Source: CaliperLee62

4 Comments

  1. Fifty-two years too late, Justin Trudeau seems to think a bit of humility might do him good. In [an hour-long podcast interview last week](https://www.uncommons.ca/p/justin-trudeau-on-uncommons) with relatively freethinking Liberal MP Nate Erskine-Smith, the prime minister lamented the way he had handled the electoral reform file. He even posted the clip to his social media, with the caption, “If I could have done one thing different, it’d be this.”

    “I made two big mistakes on this (file),” Trudeau told Erskine-Smith. In order to assuage “some very strong voices in my caucus who were very clear they wanted to at least make an argument for proportional representation (PR),” he said he “left the door open” to that.
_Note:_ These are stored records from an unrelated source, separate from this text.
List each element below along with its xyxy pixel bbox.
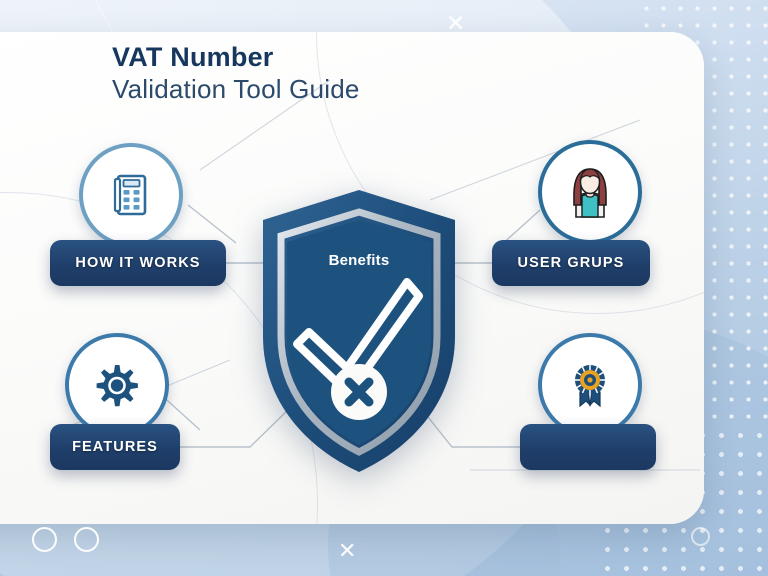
infographic-canvas: ✕ ✕ VAT Number Validation Tool Guide Ben… [0, 0, 768, 576]
pill-label-features: FEATURES [72, 439, 158, 455]
pill-award[interactable] [520, 424, 656, 470]
icon-node-features[interactable] [65, 333, 169, 437]
page-title: VAT Number Validation Tool Guide [112, 42, 360, 106]
title-primary: VAT Number [112, 42, 274, 72]
pill-features[interactable]: FEATURES [50, 424, 180, 470]
pill-label-how-it-works: HOW IT WORKS [75, 255, 201, 271]
icon-ring [73, 341, 161, 429]
cross-icon [331, 364, 387, 420]
title-secondary: Validation Tool Guide [112, 74, 360, 105]
pill-user-groups[interactable]: USER GRUPS [492, 240, 650, 286]
decor-x-top: ✕ [446, 10, 466, 36]
shield-icon [255, 186, 463, 476]
icon-ring [546, 148, 634, 236]
icon-node-user-groups[interactable] [538, 140, 642, 244]
decor-x-bottom: ✕ [338, 538, 357, 563]
icon-node-how-it-works[interactable] [79, 143, 183, 247]
pill-label-user-groups: USER GRUPS [517, 255, 625, 271]
pill-how-it-works[interactable]: HOW IT WORKS [50, 240, 226, 286]
decor-circle-left-2 [74, 527, 99, 552]
decor-circle-bottom-right [691, 527, 710, 546]
decor-circle-left-1 [32, 527, 57, 552]
icon-ring [546, 341, 634, 429]
icon-node-award[interactable] [538, 333, 642, 437]
icon-ring [87, 151, 175, 239]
    “And that made a whole bunch of people who heard me say, ‘last election (under) first-past-the-post,’ translate that into ‘he’s going to bring in proportional representation,’ which I was … never … going to,” he said.

    Well, no. People didn’t just hear what they wanted to hear. [The 2015 platform document itself promised](https://www.poltext.org/sites/poltext.org/files/plateformesV2/Canada/CAN_PL_2015_LIB_en.pdf) to “convene an all-party parliamentary committee to review a wide variety of reforms, such as ranked ballots, proportional representation, mandatory voting and online voting.” PR supporters expected their ideas at least to get a fair hearing. They were *incredibly* naive to do so, but naiveté isn’t a sin. Lying to the naive is a sin.
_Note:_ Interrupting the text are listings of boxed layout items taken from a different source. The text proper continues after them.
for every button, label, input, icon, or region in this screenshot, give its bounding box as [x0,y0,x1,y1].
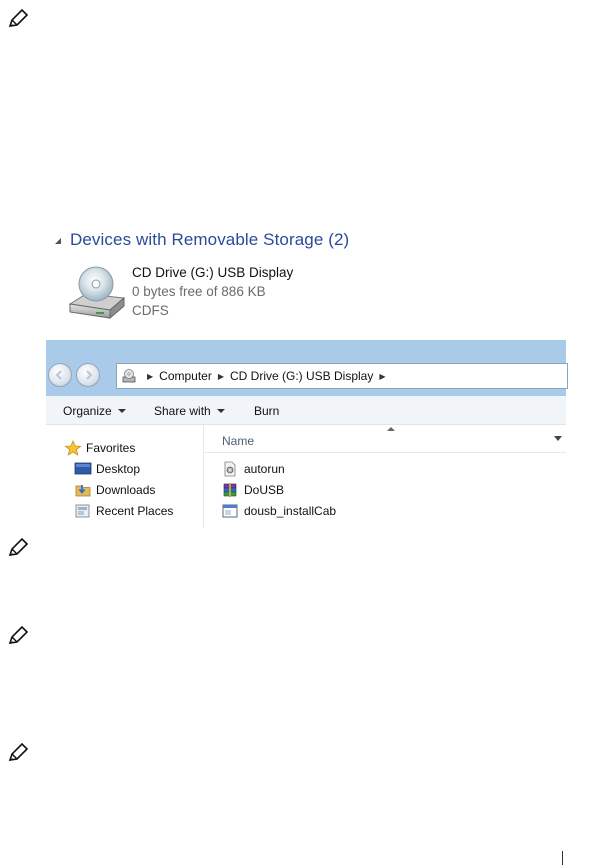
back-arrow-icon [55,370,62,380]
breadcrumb-chevron-icon[interactable]: ▶ [147,372,153,381]
command-bar: Organize Share with Burn [46,396,566,425]
note-icon [8,743,29,761]
address-bar[interactable]: ▶ Computer ▶ CD Drive (G:) USB Display ▶ [116,363,568,389]
file-row[interactable]: DoUSB [222,482,284,498]
note-icon [8,538,29,556]
page-footer-rule [562,851,563,865]
burn-button[interactable]: Burn [254,404,279,418]
burn-label: Burn [254,404,280,418]
nav-item-desktop[interactable]: Desktop [74,461,140,477]
nav-item-label: Downloads [96,483,156,497]
nav-item-recent-places[interactable]: Recent Places [74,503,173,519]
note-icon [8,626,29,644]
breadcrumb-computer[interactable]: Computer [159,369,212,383]
nav-item-label: Favorites [86,441,136,455]
drive-name: CD Drive (G:) USB Display [132,265,294,280]
file-row[interactable]: autorun [222,461,285,477]
nav-item-favorites[interactable]: Favorites [64,440,135,456]
collapse-triangle-icon[interactable] [55,238,61,244]
breadcrumb-chevron-icon[interactable]: ▶ [218,372,224,381]
recent-places-icon [75,504,90,518]
organize-label: Organize [63,404,112,418]
column-header-name[interactable]: Name [222,434,254,448]
nav-item-downloads[interactable]: Downloads [74,482,155,498]
cd-drive-tile[interactable]: CD Drive (G:) USB Display 0 bytes free o… [66,262,366,326]
desktop-icon [74,462,92,475]
forward-arrow-icon [86,370,93,380]
cd-drive-icon [68,266,126,320]
forward-button[interactable] [76,363,100,387]
nav-item-label: Desktop [96,462,141,476]
archive-icon [223,483,237,497]
nav-item-label: Recent Places [96,504,174,518]
column-menu-chevron-down-icon[interactable] [554,436,562,441]
application-icon [222,504,238,518]
star-icon [64,440,82,456]
navigation-pane: Favorites Desktop Downloads Recent Place… [46,425,204,528]
drive-small-icon [122,369,136,383]
downloads-icon [75,485,91,497]
explorer-content: Favorites Desktop Downloads Recent Place… [46,425,566,528]
file-list-pane: Name autorun DoUSB dousb_installCab [204,425,566,528]
file-name: dousb_installCab [244,504,337,518]
window-titlebar: ▶ Computer ▶ CD Drive (G:) USB Display ▶ [46,340,568,396]
back-button[interactable] [48,363,72,387]
note-icon [8,9,29,27]
sort-ascending-icon [387,427,395,431]
chevron-down-icon [117,409,126,413]
share-with-button[interactable]: Share with [154,404,225,418]
file-name: autorun [244,462,285,476]
removable-storage-group-header[interactable]: Devices with Removable Storage (2) [55,230,349,250]
share-with-label: Share with [154,404,211,418]
settings-file-icon [224,461,236,477]
organize-button[interactable]: Organize [63,404,126,418]
drive-free-space: 0 bytes free of 886 KB [132,284,266,299]
breadcrumb-chevron-icon[interactable]: ▶ [379,372,385,381]
group-title: Devices with Removable Storage (2) [70,230,350,249]
file-name: DoUSB [244,483,285,497]
explorer-window: ▶ Computer ▶ CD Drive (G:) USB Display ▶… [46,340,568,528]
breadcrumb-cd-drive[interactable]: CD Drive (G:) USB Display [230,369,373,383]
chevron-down-icon [216,409,225,413]
drive-filesystem: CDFS [132,303,169,318]
file-row[interactable]: dousb_installCab [222,503,336,519]
column-header-row: Name [204,425,566,453]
    Indeed, the most remarkable moment in the interview was when Trudeau admitted his campaign language was deliberately designed to “bring in the Fair Vote (Canada) people” — i.e., the most prominent PR-advocacy group in the country, whose members overwhelmingly vote NDP. Trudeau wanted to purloin those votes, at least partly under false pretences. The results show that it worked.
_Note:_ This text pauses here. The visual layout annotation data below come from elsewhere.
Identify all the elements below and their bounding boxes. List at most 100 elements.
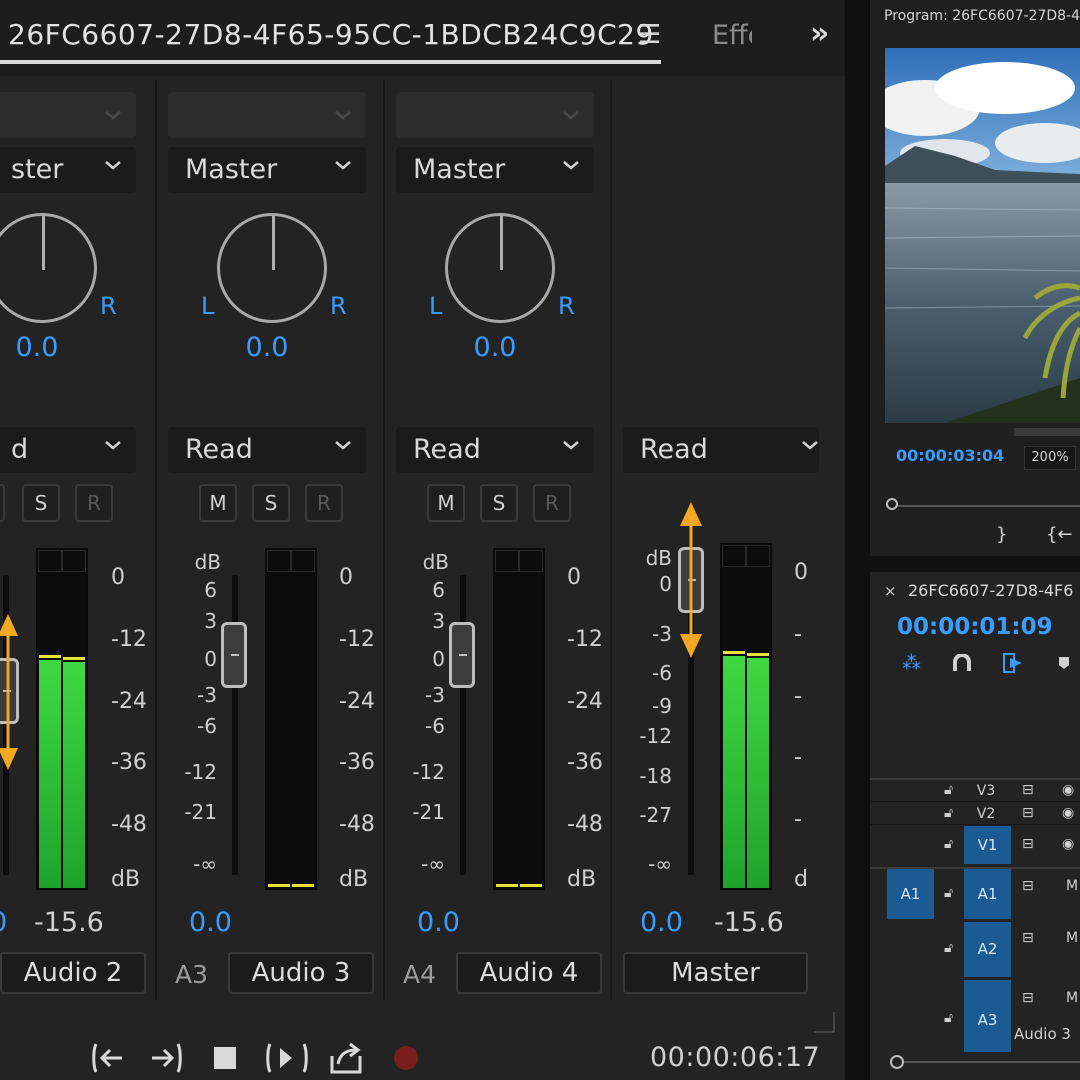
volume-fader-track[interactable] bbox=[460, 575, 466, 875]
program-timecode[interactable]: 00:00:03:04 bbox=[896, 446, 1004, 465]
eye-icon[interactable]: ◉ bbox=[1062, 805, 1074, 821]
effects-tab[interactable]: Effe bbox=[712, 20, 752, 51]
zoom-scrollbar[interactable] bbox=[1014, 428, 1080, 436]
track-tag: A4 bbox=[403, 960, 437, 989]
mute-track-button[interactable]: M bbox=[1066, 990, 1078, 1006]
hamburger-icon[interactable]: ☰ bbox=[638, 20, 661, 50]
magnet-icon[interactable] bbox=[952, 654, 972, 672]
stop-icon[interactable] bbox=[214, 1047, 236, 1069]
timeline-tab-title[interactable]: 26FC6607-27D8-4F6 bbox=[908, 581, 1073, 600]
export-icon[interactable] bbox=[328, 1040, 364, 1076]
timeline-scrollbar[interactable] bbox=[890, 1061, 1080, 1063]
level-meter bbox=[720, 543, 772, 890]
track-name-field[interactable]: Audio 3 bbox=[228, 952, 374, 994]
volume-fader-handle[interactable] bbox=[449, 622, 475, 688]
automation-mode-dropdown[interactable]: Read bbox=[623, 427, 819, 473]
track-target-a1[interactable]: A1 bbox=[964, 869, 1011, 919]
snap-icon[interactable]: ⁂ bbox=[902, 652, 921, 674]
timeline-panel: × 26FC6607-27D8-4F6 00:00:01:09 ⁂ 🔓︎ V3 … bbox=[870, 572, 1080, 1080]
sync-lock-icon[interactable]: ⊟ bbox=[1022, 782, 1034, 798]
output-dropdown[interactable]: Master bbox=[396, 147, 594, 193]
sync-lock-icon[interactable]: ⊟ bbox=[1022, 990, 1034, 1006]
track-name-a3: Audio 3 bbox=[1014, 1025, 1071, 1043]
eye-icon[interactable]: ◉ bbox=[1062, 836, 1074, 852]
mute-track-button[interactable]: M bbox=[1066, 878, 1078, 894]
pan-knob[interactable] bbox=[0, 213, 97, 323]
input-dropdown[interactable] bbox=[0, 92, 136, 138]
marker-icon[interactable] bbox=[1058, 656, 1070, 670]
zoom-level-dropdown[interactable]: 200% bbox=[1024, 446, 1076, 470]
record-icon[interactable] bbox=[394, 1046, 418, 1070]
pan-knob[interactable] bbox=[217, 213, 327, 323]
close-icon[interactable]: × bbox=[884, 582, 897, 600]
sync-lock-icon[interactable]: ⊟ bbox=[1022, 805, 1034, 821]
program-playhead[interactable] bbox=[886, 498, 898, 510]
resize-grip-icon[interactable] bbox=[812, 1010, 836, 1034]
linked-selection-icon[interactable] bbox=[1002, 652, 1024, 674]
timeline-timecode[interactable]: 00:00:01:09 bbox=[897, 614, 1053, 640]
pan-knob-needle bbox=[42, 216, 45, 270]
mute-button[interactable]: M bbox=[199, 484, 237, 522]
pan-value[interactable]: 0.0 bbox=[385, 332, 605, 363]
track-target-a3[interactable]: A3 bbox=[964, 980, 1011, 1052]
program-video-frame[interactable] bbox=[885, 48, 1080, 423]
volume-value[interactable]: 0.0 bbox=[417, 907, 460, 938]
track-label-v3[interactable]: V3 bbox=[966, 783, 1006, 799]
volume-value[interactable]: 0.0 bbox=[189, 907, 232, 938]
volume-fader-track[interactable] bbox=[232, 575, 238, 875]
input-dropdown[interactable] bbox=[168, 92, 366, 138]
pan-knob[interactable] bbox=[445, 213, 555, 323]
mute-button[interactable] bbox=[0, 484, 5, 522]
lock-icon[interactable]: 🔓︎ bbox=[944, 940, 953, 956]
eye-icon[interactable]: ◉ bbox=[1062, 782, 1074, 798]
solo-button[interactable]: S bbox=[252, 484, 290, 522]
go-to-in-icon[interactable] bbox=[90, 1040, 126, 1076]
timeline-scroll-handle[interactable] bbox=[890, 1055, 904, 1069]
input-dropdown[interactable] bbox=[396, 92, 594, 138]
track-label-v2[interactable]: V2 bbox=[966, 806, 1006, 822]
lock-icon[interactable]: 🔓︎ bbox=[944, 836, 953, 852]
output-dropdown[interactable]: Master bbox=[168, 147, 366, 193]
lock-icon[interactable]: 🔓︎ bbox=[944, 805, 953, 821]
mark-out-icon[interactable]: } bbox=[996, 524, 1007, 545]
record-enable-button[interactable]: R bbox=[533, 484, 571, 522]
track-name-field[interactable]: Audio 4 bbox=[456, 952, 602, 994]
solo-button[interactable]: S bbox=[22, 484, 60, 522]
record-enable-button[interactable]: R bbox=[75, 484, 113, 522]
lock-icon[interactable]: 🔓︎ bbox=[944, 782, 953, 798]
mute-button[interactable]: M bbox=[427, 484, 465, 522]
sync-lock-icon[interactable]: ⊟ bbox=[1022, 930, 1034, 946]
pan-value[interactable]: 0.0 bbox=[157, 332, 377, 363]
volume-value[interactable]: 0 bbox=[0, 907, 7, 938]
output-dropdown[interactable]: ster bbox=[0, 147, 136, 193]
loop-icon[interactable] bbox=[264, 1040, 310, 1076]
source-patch-a1[interactable]: A1 bbox=[887, 869, 934, 919]
track-name-field[interactable]: Audio 2 bbox=[0, 952, 146, 994]
solo-button[interactable]: S bbox=[480, 484, 518, 522]
record-enable-button[interactable]: R bbox=[305, 484, 343, 522]
automation-mode-dropdown[interactable]: d bbox=[0, 427, 136, 473]
mixer-timecode[interactable]: 00:00:06:17 bbox=[650, 1042, 820, 1073]
automation-mode-dropdown[interactable]: Read bbox=[396, 427, 594, 473]
lock-icon[interactable]: 🔓︎ bbox=[944, 1010, 953, 1026]
mute-track-button[interactable]: M bbox=[1066, 930, 1078, 946]
track-target-v1[interactable]: V1 bbox=[964, 826, 1011, 864]
pan-knob-needle bbox=[500, 216, 503, 270]
sequence-tab[interactable]: 26FC6607-27D8-4F65-95CC-1BDCB24C9C29 bbox=[8, 18, 654, 51]
automation-mode-dropdown[interactable]: Read bbox=[168, 427, 366, 473]
go-to-in-icon[interactable]: {← bbox=[1046, 524, 1073, 545]
chevron-down-icon bbox=[105, 161, 121, 170]
sync-lock-icon[interactable]: ⊟ bbox=[1022, 878, 1034, 894]
volume-fader-handle[interactable] bbox=[221, 622, 247, 688]
program-monitor-title[interactable]: Program: 26FC6607-27D8-4 bbox=[884, 8, 1080, 24]
program-scrub-bar[interactable] bbox=[886, 505, 1080, 507]
go-to-out-icon[interactable] bbox=[148, 1040, 184, 1076]
output-label: ster bbox=[11, 154, 64, 185]
lock-icon[interactable]: 🔓︎ bbox=[944, 885, 953, 901]
double-chevron-right-icon[interactable]: » bbox=[810, 16, 829, 51]
chevron-down-icon bbox=[335, 441, 351, 450]
sync-lock-icon[interactable]: ⊟ bbox=[1022, 836, 1034, 852]
volume-value[interactable]: 0.0 bbox=[640, 907, 683, 938]
pan-value[interactable]: 0.0 bbox=[0, 332, 147, 363]
track-target-a2[interactable]: A2 bbox=[964, 922, 1011, 977]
  2. I’ve noticed recently in the media it is being floated that the NDP could be angling to demand electoral reforming in exchange for continuing to prop up the Trudeau government through 2025.

    Could this whole song and dance be a set up to justify Jagmeet Singh dutifully accepting Justin’s preferred ranked ballot being shoved down his throat? 🤔

  3. He regrets not using his majority to force his pet system of ranked ballots on voters. Seriously a new low for the PM. It is very obvious that we voters aren’t served well when election rules are in the hands of the PM to change as he pleases. Its just a giant conflict of interest.

    I think what Fairvote recommends is a reasonable solution: an independent citizens assembly on electoral reform. Leaving ER to politicians has gotten voters nothing.

  4. Strangely enough, I thought that this admission by Justin Trudeau is one of the most positive things he’s said in a while, in the sense that it made me think a tiny bit more highly of him. It was contrary to his usual narcissistic attitude that he’s right and everybody else is wrong.